How To Diversify And Grow Your Investment Portfolio Even If You’re On A Budget
Here's How I Would Build A Global Property Portfolio Starting With Less Than US$150,000
In a make-or-break year like 2021, it’s critical to make the smart investment choice.
Property is a safe bet, but where offers the best return on your money?
Let’s go about this using a question I get often:
“What would you buy right now if you had a budget of US$150,000 to invest in real estate?”
The answer is that I’d put the bulk of it into agriculture and the rest into rental property.
I’d strive to ensure the agriculture is diversified, and I’d make sure at least half of my investments generate cash flow.
Specifically, based on opportunities I know of available right now, if I had US$150,000 to invest, here’s what I’d do with it:
- US$7,299 in a teak plantation in Panama…
- US$34,585 for your own slice of a lucrative truffles farm
in Spain… - US$49,000 toward a hard money loan in Panama…
- US$57,000 on a beach property in Northern Cyprus…
That’s a total investment of just under US$148,157.
The Impact Of These Investments On Your Portfolio
This would be a well-rounded portfolio, diversified by asset type, country, and currency. With this portfolio, you’ve got four investments in three different countries paying out in different currencies.

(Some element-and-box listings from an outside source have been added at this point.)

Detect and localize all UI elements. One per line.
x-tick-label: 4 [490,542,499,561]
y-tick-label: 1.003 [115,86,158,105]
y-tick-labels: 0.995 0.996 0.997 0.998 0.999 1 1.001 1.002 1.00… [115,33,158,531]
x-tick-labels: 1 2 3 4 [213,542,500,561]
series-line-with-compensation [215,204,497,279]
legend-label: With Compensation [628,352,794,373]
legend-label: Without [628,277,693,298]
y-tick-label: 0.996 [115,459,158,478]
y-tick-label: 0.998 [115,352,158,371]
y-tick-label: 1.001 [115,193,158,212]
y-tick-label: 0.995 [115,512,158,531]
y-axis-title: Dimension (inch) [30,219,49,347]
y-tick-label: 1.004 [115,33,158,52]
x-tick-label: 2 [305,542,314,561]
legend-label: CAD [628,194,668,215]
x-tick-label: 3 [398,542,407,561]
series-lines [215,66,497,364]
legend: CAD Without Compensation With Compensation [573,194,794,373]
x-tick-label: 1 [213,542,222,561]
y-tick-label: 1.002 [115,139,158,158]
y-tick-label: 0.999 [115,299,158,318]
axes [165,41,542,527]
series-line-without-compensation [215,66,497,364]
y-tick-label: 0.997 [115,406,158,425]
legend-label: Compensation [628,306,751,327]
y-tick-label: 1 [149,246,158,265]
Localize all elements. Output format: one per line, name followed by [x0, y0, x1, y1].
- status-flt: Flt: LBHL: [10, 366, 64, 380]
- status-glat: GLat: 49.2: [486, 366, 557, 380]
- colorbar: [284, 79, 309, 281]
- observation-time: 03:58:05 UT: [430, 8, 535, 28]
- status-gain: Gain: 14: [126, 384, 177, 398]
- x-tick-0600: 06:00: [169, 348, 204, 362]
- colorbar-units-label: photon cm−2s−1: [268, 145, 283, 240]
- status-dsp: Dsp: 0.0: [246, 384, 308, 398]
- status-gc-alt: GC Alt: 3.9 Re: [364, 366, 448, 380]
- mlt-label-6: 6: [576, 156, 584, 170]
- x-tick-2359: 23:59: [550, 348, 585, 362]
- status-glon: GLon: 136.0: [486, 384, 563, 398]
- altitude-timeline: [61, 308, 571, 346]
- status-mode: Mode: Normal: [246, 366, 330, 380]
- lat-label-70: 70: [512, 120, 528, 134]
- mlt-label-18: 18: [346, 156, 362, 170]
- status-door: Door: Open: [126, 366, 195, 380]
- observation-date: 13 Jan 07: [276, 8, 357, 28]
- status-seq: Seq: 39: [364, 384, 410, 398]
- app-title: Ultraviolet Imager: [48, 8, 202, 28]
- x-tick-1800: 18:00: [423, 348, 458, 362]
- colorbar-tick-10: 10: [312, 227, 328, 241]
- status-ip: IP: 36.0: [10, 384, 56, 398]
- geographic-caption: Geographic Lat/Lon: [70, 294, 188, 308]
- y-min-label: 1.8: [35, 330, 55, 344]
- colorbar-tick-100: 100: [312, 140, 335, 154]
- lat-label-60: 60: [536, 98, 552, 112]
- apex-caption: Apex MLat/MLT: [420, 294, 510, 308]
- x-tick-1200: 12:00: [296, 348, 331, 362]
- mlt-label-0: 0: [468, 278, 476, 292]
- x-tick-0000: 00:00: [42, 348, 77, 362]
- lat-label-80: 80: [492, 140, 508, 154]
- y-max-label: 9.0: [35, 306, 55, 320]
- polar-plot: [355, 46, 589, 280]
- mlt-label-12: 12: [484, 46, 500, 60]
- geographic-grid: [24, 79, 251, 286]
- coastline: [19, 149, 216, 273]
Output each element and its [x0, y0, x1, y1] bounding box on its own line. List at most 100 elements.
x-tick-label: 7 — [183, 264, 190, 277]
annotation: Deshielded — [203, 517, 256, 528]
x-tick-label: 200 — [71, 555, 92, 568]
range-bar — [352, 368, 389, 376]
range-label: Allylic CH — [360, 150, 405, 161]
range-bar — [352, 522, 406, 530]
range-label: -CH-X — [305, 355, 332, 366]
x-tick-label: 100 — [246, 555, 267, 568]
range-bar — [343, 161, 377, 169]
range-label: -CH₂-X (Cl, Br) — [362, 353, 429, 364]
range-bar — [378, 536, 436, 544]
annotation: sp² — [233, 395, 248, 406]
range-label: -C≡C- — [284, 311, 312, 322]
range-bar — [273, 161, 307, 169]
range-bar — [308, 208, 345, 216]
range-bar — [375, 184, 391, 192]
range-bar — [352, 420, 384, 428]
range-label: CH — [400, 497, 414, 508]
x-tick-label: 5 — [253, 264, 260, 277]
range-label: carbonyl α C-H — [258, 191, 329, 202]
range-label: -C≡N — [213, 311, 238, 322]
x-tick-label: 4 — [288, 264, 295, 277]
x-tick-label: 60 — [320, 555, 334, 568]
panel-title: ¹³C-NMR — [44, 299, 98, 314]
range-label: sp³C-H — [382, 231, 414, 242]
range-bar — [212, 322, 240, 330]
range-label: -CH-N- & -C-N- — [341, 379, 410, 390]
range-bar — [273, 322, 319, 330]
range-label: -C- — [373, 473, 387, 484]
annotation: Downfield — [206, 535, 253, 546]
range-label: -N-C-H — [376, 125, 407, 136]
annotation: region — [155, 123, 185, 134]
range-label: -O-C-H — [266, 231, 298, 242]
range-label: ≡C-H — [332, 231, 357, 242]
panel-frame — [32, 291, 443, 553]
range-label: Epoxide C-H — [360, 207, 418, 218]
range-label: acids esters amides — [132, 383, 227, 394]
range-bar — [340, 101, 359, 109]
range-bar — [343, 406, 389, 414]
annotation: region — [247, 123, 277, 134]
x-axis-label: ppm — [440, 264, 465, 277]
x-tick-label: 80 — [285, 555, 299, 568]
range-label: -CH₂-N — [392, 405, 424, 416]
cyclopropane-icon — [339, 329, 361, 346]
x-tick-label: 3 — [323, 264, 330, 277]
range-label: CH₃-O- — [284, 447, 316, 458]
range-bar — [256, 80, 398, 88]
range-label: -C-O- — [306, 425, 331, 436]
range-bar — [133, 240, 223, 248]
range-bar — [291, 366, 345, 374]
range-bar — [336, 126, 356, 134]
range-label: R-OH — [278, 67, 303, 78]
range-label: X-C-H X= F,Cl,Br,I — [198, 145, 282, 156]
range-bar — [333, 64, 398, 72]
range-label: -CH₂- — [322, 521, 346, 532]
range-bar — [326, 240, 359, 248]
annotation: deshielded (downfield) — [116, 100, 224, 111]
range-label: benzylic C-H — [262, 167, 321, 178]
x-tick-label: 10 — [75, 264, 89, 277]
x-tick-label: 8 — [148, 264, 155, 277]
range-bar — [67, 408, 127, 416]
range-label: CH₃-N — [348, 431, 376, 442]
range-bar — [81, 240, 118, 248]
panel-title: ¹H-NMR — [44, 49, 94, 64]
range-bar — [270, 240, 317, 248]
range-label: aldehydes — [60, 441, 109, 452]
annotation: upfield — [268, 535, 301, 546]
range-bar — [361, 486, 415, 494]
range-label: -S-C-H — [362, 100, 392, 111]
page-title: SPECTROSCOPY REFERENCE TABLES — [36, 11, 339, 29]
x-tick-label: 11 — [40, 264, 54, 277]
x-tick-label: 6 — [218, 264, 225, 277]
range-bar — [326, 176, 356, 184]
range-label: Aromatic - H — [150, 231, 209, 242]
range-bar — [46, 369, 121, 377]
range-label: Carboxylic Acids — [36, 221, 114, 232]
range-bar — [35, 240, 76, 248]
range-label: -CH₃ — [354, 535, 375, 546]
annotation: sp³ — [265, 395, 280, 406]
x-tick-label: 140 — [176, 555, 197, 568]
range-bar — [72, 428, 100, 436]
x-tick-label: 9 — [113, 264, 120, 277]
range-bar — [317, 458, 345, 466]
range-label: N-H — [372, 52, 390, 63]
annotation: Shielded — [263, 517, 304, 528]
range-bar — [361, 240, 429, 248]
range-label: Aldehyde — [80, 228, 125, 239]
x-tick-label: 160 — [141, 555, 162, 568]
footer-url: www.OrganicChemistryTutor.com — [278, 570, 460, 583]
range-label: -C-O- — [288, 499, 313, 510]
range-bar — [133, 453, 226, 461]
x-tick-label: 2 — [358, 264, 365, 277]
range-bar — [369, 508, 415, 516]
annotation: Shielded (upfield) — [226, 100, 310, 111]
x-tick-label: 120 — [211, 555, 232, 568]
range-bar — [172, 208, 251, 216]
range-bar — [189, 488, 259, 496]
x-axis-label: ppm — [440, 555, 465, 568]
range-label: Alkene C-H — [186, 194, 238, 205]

Your agriculture would be well diversified, with quick, mid-term, and long-term payouts.
You’d own your own Mediterranean island bolt-hole, a place you can escape to for year-round sunshine and beaches, or a rental asset that hands you a turn-key 10% ROI.
That hard money loan in Panama offers a fixed return of 23% in just 24 months.
And with the truffles project, you’ll lock in annual paychecks of up to US$16,000 over a full 30 years. Choose to reinvest any one or two of those paychecks and you can expand your portfolio even further…
My favorite investment in recent years is agriculture for cash flow. Over the past 20 years, I’ve accumulated considerable land assets and I’ve built a diversified portfolio of rental properties in several different countries that includes both residential and commercial units.
The rentals throw off cash flow, but, as I move closer to retirement, I’m focused on expanding this income stream. Hence agriculture.
Productive land always retains its potential to make money. It is an excellent option for investors who want cash flow that can amount to a self-made retirement pension.
If all of my other investments were to fail, my agriculture investments should generate enough annual yield to cover my living expenses through retirement.
Then I’ll leave them to the kids when I don’t need them anymore. (The teak investment, in particular, is perfect as a legacy investment, as it’s a long-term investment with a lump payment of US$94k.)
Each of these investments stack up for different reasons. When you are looking with your own portfolio in mind, diversification should be key.
To a safe and prosperous 2021 and beyond.